You’re right. Good work! Can you get around the back? See what you can see from the graveyard?
To: Matthew Corbin
From: Melody Bird
Re: OLD NINA!
I’ve tried. It’s too overgrown and I couldn’t see a thing. I think you need to watch her house, Matthew. See if you spot anything unusual!
Jake came out of his house and began to walk slowly around the cul-de-sac. He stuffed his hands into his jeans and scuffed his feet along the ground at a stone, kicking it until it dropped into a drain. Every now and then he looked over at the policeman standing outside number eleven and then up at me, but he didn’t shout anything. He looked bored.

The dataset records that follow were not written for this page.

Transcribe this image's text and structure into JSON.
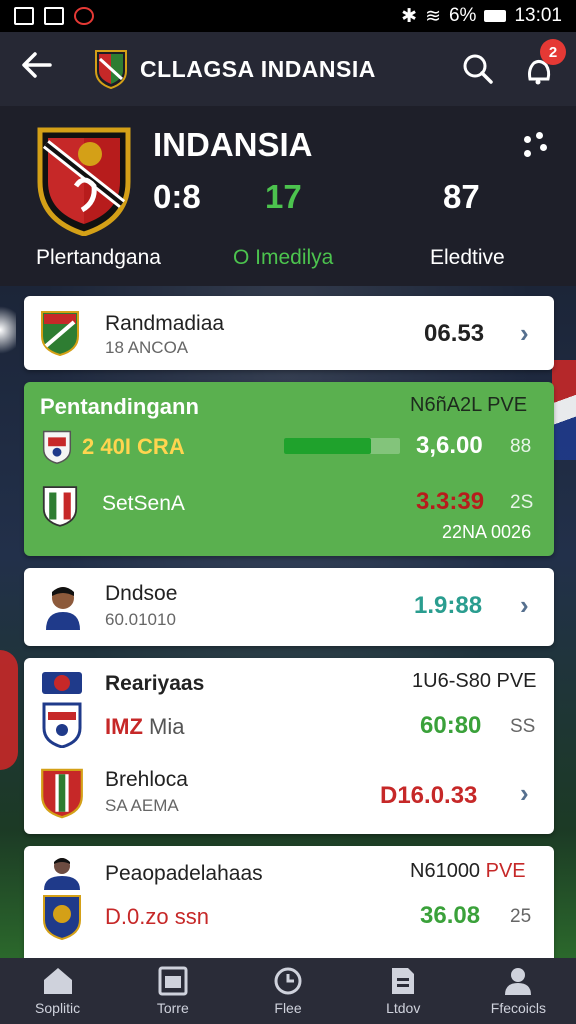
{
  "status_bar": {
    "battery": "6%",
    "time": "13:01"
  },
  "app_bar": {
    "title": "CLLAGSA INDANSIA",
    "notification_count": "2"
  },
  "team": {
    "name": "INDANSIA",
    "stat_a": "0:8",
    "stat_b": "17",
    "stat_c": "87",
    "tabs": [
      "Plertandgana",
      "O Imedilya",
      "Eledtive"
    ]
  },
  "cards": [
    {
      "name": "Randmadiaa",
      "sub": "18 ANCOA",
      "value": "06.53"
    },
    {
      "header": "Pentandingann",
      "header_right": "N6ñA2L PVE",
      "row1_label": "2 40I CRA",
      "row1_value": "3,6.00",
      "row1_extra": "88",
      "row1_progress": 0.75,
      "row2_label": "SetSenA",
      "row2_value": "3.3:39",
      "row2_extra": "2S",
      "row2_sub": "22NA 0026"
    },
    {
      "name": "Dndsoe",
      "sub": "60.01010",
      "value": "1.9:88"
    },
    {
      "header": "Reariyaas",
      "header_right": "1U6-S80 PVE",
      "row1_label_red": "IMZ",
      "row1_label": "Mia",
      "row1_value": "60:80",
      "row1_extra": "SS",
      "row2_name": "Brehloca",
      "row2_sub": "SA AEMA",
      "row2_value": "D16.0.33"
    },
    {
      "name": "Peaopadelahaas",
      "header_right_black": "N61000",
      "header_right_red": "PVE",
      "row1_label": "D.0.zo ssn",
      "row1_value": "36.08",
      "row1_extra": "25"
    }
  ],
  "bottom_nav": [
    "Soplitic",
    "Torre",
    "Flee",
    "Ltdov",
    "Ffecoicls"
  ],
  "colors": {
    "accent_green": "#4cc34e",
    "card_green": "#5ab04f",
    "value_red": "#c62828",
    "value_teal": "#2a9d8f",
    "value_green": "#3aa13a"
  }
}
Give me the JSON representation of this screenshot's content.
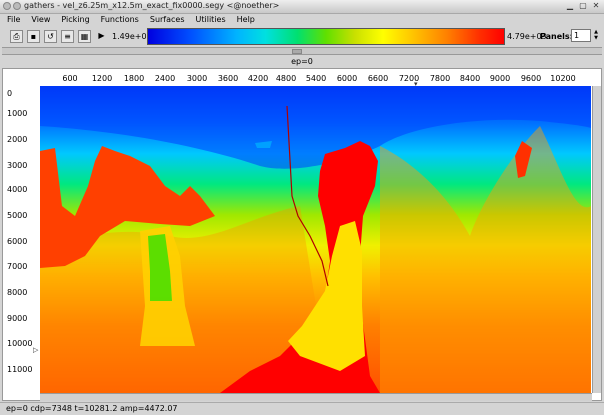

My hands were throbbing. They had been washed and washed, but still the germs were finding their way under my nails and deep, deep into my bloodstream. The urge to wash yet again was overwhelming.
To: Melody Bird
From: Matthew Corbin
Subject: Help
Melody. I need your help.
I stopped typing, but I had no choice. She might be a bit odd, but there was no one else I could ask. I took two deep breaths. After this email I would be exposed. Vulnerable. The tissue slipped on my index finger, so I tightened it the best I could before I continued:
I need you to get some latex gloves for me. A boxful. I can pay you when I see you next, OK? I think you should be able to get them at the pharmacy on High Street.
You can’t bring them here though. I’ll have to meet you somewhere nearby.